Future Travel Intentions in Light of Risk and Uncertainty: An Extended Theory of Planned Behavior


Erul E., Salazar J., Woosnam K. M., Uslu A., Santos J. A., Sthapit E.

SUSTAINABILITY, vol.15, no.22, pp.1-20, 2023 (SCI-Expanded)

  • Publication Type: Article / Article
  • Volume: 15 Issue: 22
  • Publication Date: 2023
  • Doi Number: 10.3390/su152215729
  • Journal Name: SUSTAINABILITY
  • Journal Indexes: Science Citation Index Expanded (SCI-EXPANDED), Social Sciences Citation Index (SSCI), Scopus, Aerospace Database, Agricultural & Environmental Science Database, CAB Abstracts, Communication Abstracts, Food Science & Technology Abstracts, Geobase, INSPEC, Metadex, Veterinary Science Database, Directory of Open Access Journals, Civil Engineering Abstracts
  • Page Numbers: pp.1-20
  • Akdeniz University Affiliated: Yes

Abstract

COVID-19 has affected travel and will undoubtedly impact how people view travel and future intentions to travel as we adjust to life moving forward.

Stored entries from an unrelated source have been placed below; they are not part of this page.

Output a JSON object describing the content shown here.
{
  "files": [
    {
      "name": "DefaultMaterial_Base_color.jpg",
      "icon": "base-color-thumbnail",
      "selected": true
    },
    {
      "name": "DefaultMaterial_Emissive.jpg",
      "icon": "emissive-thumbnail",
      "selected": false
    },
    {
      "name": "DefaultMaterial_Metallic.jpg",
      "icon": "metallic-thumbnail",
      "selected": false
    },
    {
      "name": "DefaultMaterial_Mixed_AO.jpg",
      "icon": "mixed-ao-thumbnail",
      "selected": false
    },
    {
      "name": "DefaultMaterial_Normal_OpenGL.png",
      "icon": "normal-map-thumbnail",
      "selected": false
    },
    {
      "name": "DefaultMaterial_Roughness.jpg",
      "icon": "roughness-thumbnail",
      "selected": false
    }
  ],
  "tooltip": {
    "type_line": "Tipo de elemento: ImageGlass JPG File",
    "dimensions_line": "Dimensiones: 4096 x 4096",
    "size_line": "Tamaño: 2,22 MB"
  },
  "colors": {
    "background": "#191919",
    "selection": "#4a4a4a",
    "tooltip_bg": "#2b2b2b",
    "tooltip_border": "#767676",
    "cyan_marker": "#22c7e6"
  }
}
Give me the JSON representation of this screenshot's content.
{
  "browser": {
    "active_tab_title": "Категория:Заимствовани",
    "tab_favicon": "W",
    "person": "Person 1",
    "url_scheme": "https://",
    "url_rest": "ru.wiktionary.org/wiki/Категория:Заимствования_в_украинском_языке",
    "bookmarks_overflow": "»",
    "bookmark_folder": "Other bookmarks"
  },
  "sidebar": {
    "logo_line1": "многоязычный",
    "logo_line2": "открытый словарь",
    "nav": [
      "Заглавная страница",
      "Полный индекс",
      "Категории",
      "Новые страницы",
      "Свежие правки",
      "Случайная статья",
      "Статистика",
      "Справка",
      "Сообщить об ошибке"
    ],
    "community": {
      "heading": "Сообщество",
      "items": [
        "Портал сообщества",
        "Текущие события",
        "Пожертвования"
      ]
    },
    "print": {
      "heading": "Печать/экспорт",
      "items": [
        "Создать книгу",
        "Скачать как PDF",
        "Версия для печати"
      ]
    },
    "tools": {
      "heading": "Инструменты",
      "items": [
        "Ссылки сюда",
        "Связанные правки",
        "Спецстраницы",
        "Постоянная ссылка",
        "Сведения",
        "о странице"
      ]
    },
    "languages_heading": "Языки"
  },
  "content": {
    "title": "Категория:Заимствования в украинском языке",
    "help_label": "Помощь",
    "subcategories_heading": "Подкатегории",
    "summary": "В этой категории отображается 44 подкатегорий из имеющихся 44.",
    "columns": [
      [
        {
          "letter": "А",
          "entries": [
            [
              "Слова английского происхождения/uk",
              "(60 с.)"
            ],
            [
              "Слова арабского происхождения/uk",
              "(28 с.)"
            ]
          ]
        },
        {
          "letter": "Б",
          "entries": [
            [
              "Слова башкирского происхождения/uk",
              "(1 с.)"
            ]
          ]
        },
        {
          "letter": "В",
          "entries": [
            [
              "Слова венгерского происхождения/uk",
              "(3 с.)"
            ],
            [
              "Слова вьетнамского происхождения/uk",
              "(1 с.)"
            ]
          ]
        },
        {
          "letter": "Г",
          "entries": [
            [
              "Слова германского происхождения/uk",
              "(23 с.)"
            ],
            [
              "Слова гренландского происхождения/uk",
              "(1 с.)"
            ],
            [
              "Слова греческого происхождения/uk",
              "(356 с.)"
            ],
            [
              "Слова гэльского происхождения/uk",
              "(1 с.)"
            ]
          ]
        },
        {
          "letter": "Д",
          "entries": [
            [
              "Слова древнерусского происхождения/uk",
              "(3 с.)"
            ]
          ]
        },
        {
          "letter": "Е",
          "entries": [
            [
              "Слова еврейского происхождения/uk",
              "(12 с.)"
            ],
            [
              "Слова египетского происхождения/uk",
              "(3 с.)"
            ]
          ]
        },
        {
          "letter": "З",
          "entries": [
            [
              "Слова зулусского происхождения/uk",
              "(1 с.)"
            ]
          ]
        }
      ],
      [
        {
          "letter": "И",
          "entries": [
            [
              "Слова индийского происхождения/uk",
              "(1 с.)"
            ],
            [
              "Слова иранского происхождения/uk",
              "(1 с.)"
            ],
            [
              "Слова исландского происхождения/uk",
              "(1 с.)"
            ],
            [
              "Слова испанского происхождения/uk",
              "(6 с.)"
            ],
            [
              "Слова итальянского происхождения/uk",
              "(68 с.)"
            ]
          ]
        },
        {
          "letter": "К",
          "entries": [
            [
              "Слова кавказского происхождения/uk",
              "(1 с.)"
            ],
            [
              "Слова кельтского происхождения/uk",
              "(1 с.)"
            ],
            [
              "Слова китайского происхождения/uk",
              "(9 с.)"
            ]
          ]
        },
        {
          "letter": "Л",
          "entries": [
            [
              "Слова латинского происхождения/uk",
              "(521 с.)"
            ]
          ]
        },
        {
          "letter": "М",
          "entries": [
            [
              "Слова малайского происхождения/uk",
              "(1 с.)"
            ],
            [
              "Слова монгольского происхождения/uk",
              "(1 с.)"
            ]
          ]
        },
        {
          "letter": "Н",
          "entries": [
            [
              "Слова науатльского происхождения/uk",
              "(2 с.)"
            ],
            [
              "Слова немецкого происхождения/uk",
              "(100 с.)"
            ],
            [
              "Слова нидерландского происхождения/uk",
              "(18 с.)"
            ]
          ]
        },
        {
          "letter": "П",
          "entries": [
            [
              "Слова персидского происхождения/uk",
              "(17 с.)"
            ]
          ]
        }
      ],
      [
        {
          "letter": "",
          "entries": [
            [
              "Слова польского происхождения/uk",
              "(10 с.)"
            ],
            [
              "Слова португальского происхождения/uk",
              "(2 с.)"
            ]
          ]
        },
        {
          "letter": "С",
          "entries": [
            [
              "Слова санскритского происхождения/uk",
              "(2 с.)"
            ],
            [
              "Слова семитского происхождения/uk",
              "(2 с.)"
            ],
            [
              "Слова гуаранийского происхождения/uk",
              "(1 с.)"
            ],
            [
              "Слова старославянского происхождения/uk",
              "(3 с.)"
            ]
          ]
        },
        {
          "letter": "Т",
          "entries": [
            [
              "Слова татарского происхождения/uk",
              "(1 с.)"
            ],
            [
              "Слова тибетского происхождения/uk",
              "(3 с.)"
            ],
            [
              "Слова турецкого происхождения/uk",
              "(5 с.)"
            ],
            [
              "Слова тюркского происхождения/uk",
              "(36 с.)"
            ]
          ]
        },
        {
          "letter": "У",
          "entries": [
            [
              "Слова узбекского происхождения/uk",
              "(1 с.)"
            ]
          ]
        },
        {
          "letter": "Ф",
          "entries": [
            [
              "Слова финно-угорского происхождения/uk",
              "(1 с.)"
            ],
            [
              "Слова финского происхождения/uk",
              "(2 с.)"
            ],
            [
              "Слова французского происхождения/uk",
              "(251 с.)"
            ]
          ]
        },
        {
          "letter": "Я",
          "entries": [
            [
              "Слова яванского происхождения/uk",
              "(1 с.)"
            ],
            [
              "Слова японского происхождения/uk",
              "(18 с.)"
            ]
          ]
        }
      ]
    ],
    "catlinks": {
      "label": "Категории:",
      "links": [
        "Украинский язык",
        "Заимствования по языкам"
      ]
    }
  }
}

Understanding how people arrive at these travel intentions will be paramount for managers and planners in determining how best to reactively and proactively plan for tourism, especially considering perceived risk and uncertainty related to COVID-19. By extending the theory of planned behavior, this study aims to examine the relationship between perceived risk, perceived uncertainty, subjective norms, attitudes about future travel, and perceived behavioral control in explaining individuals’ intentions to travel in the near future. This study employed a quantitative research method, and data were gathered using an online questionnaire distributed through Qualtrics from a sample of 541 potential travelers (representing residents of 46 US states) from 23 June 2020 to 1 July 2020. Of the eight hypotheses tested, four were supported. Surprisingly, neither perceived risk nor uncertainty were significant within the model. Subjective norms significantly predicted both attitudes about traveling and perceived behavioral control. Subjective norms and perceived behavioral control, in turn, explained a moderate degree of variation in individuals’ intentions to travel. Study implications, limitations, and future research suggestions are offered. One of the main managerial implications includes the need for destinations to be proactive and focus on intentional planning for sustainable tourism.